In one of the early episodes, Professor Habiba Ibrahim focuses on Frederick Douglass’s autobiography and why, in Western ways of thinking, common perceptions of age and time don’t seem to apply to Black people. In another episode, Professor José Alaniz considers comic book characters with disability.

The series, produced by the UW News team with the help of The World According to Sound can be found on streaming platforms Apple Podcasts, Spotify and Google Podcasts.

Episode 1: Jesse Oak Taylor What determines the start of the Anthropocene—the geological epoch marked by human impact on the planet? The debate hinges, in part, on how we define “signature events,” occurrences that prove humans have changed the Earth in a detectable and definitive way. Jesse Oak Taylor, associate professor of English, shows how reading—finding the clues—is a fundamental analytical tool of both the sciences and the humanities.

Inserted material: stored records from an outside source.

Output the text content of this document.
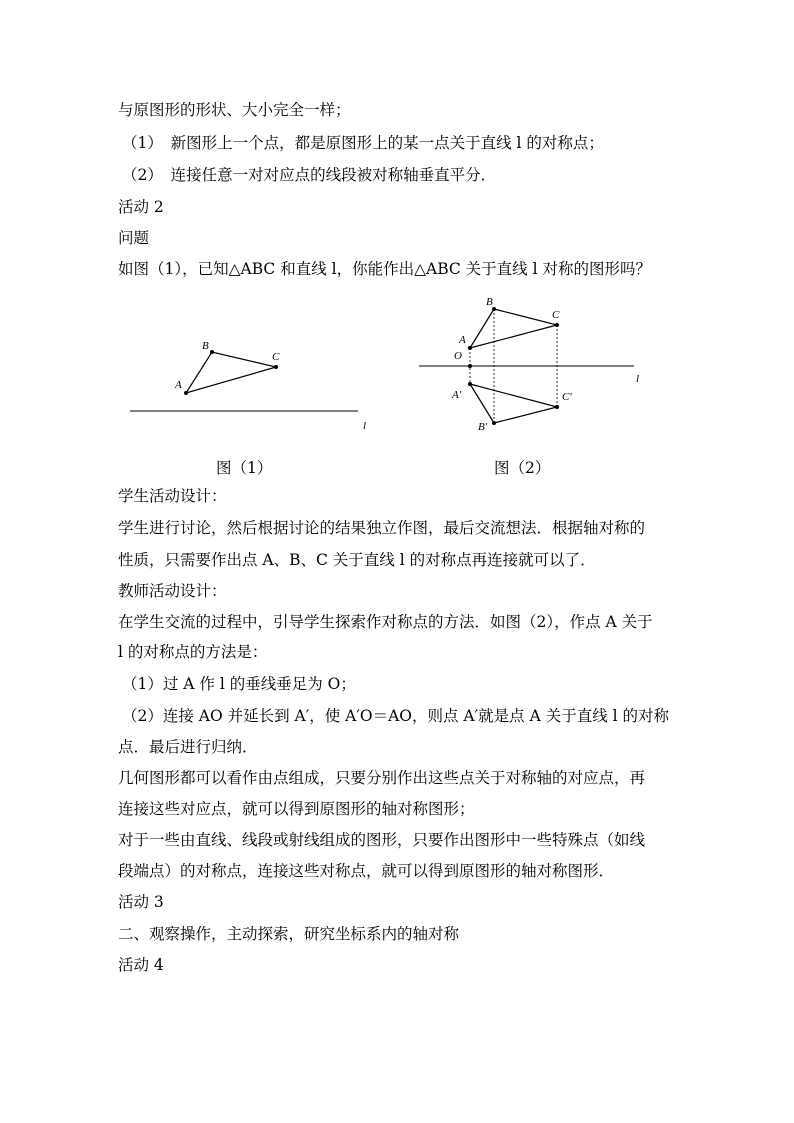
与原图形的形状、大小完全一样；
（1）　新图形上一个点，都是原图形上的某一点关于直线 l 的对称点；
（2）　连接任意一对对应点的线段被对称轴垂直平分．
活动 2
问题
如图（1），已知△ABC 和直线 l，你能作出△ABC 关于直线 l 对称的图形吗？
A
B
C
l
A
B
C
O
A′
B′
C′
l
图（1）	图（2）
学生活动设计：
学生进行讨论，然后根据讨论的结果独立作图，最后交流想法．根据轴对称的
性质，只需要作出点 A、B、C 关于直线 l 的对称点再连接就可以了．
教师活动设计：
在学生交流的过程中，引导学生探索作对称点的方法．如图（2），作点 A 关于
l 的对称点的方法是：
（1）过 A 作 l 的垂线垂足为 O；
（2）连接 AO 并延长到 A′，使 A′O＝AO，则点 A′就是点 A 关于直线 l 的对称
点．最后进行归纳．
几何图形都可以看作由点组成，只要分别作出这些点关于对称轴的对应点，再
连接这些对应点，就可以得到原图形的轴对称图形；
对于一些由直线、线段或射线组成的图形，只要作出图形中一些特殊点（如线
段端点）的对称点，连接这些对称点，就可以得到原图形的轴对称图形．
活动 3
二、观察操作，主动探索，研究坐标系内的轴对称
活动 4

Episode 2: Charles LaPort “Dover Beach,” a 19th-century poem by Matthew Arnold, can be read as both a romantic lament and an existential commentary on the loss of religious faith. Through close reading—a way of reading for insight, not information—English professor Charles LaPort focuses on the inconsistencies of rhythm and rhyme. And he points out how, through using close reading to study a work, we can uncover new meanings.

Episode 3: Habiba Ibrahim The autobiography of Frederick Douglass, published in 1845, tells how the brilliant writer and abolitionist endured enslavement as a child and escaped. Habiba Ibrahim, professor of English, noted Douglass never knew, nor is there an official record of, his exact age. With the murder of Trayvon Martin, who was not yet an adult when he was killed in Florida 10 years ago, Ibrahim began studying age as it relates to race.

Episode 4: Louise Mackenzie In the 16th century, writers in Europe depicted the wilderness as terrifying and dangerous. But in the centuries to come, that fear of remote, unpopulated places gradually turned to awe, reverence and ultimately a powerful and problematic form of desire. Louise Mackenzie, associate professor of French, contrasts “La Savoie,” a poem by Jacques Peletier du Mans in which the French Alps are ruinous and horrible, with a conteporary view of the same region as a nature-lover’s dream.

Episode 5: José Alaniz Who gets to be a superhero? How about a villain? It depends on where you look. In the 1940s, comic book villains were often distinguished from heroes through physical disability. That changed in the 1960s and ’70s, when it became more common for heroes—think Daredevil and Professor X—to be built around disability. José Alaniz, professor of Slavic languages and literatures, analyzes the physical depictions of superheroes and villains through the decades.

 Episode 6: Diana Flores Ruiz An empty wallet, a hairbrush, a diaper. These few items left behind by migrants at the United States-Mexico border, were photographed for a 2021 Los Angeles Times story. Diana Flores Ruíz, assistant professor of cinema and media studies, discusses how the same images can be used on both sides of a debate. She describes how the photos evoked empathy and assistance for humanitarian organizations, but were also used to garner support for vigilante groups by inducing fear.

Episode 7: Chadwick Allen The Octagon Earthworks in central Ohio is one of thousands of Indigenous mound sites across the eastern half of North America. Professor Chadwick Allen, who teaches in both English and American Indian studies, explores the subjects of Native American earthworks and cultural erasure. The Octagon Earthworks, he explains, is actually a gigantic clock whose builders possessed substantial astronomical knowledge.

Episode 8: Maya Angela Smith When you hear a cover of a favorite song, the lyrics and melody may be similar, but there are also enough differences to make it unique. Associate Professor Maya Angela Smith introduces translation studies through the song “Ne Me Quitee Pas.” Originally written and recorded by the Belgian Jacques Brel, the version by American Nina Simone carries racialized and gendered dimensions. Different artists bring different identity markers to the same song, highlighting distinct political, social and cultural narratives.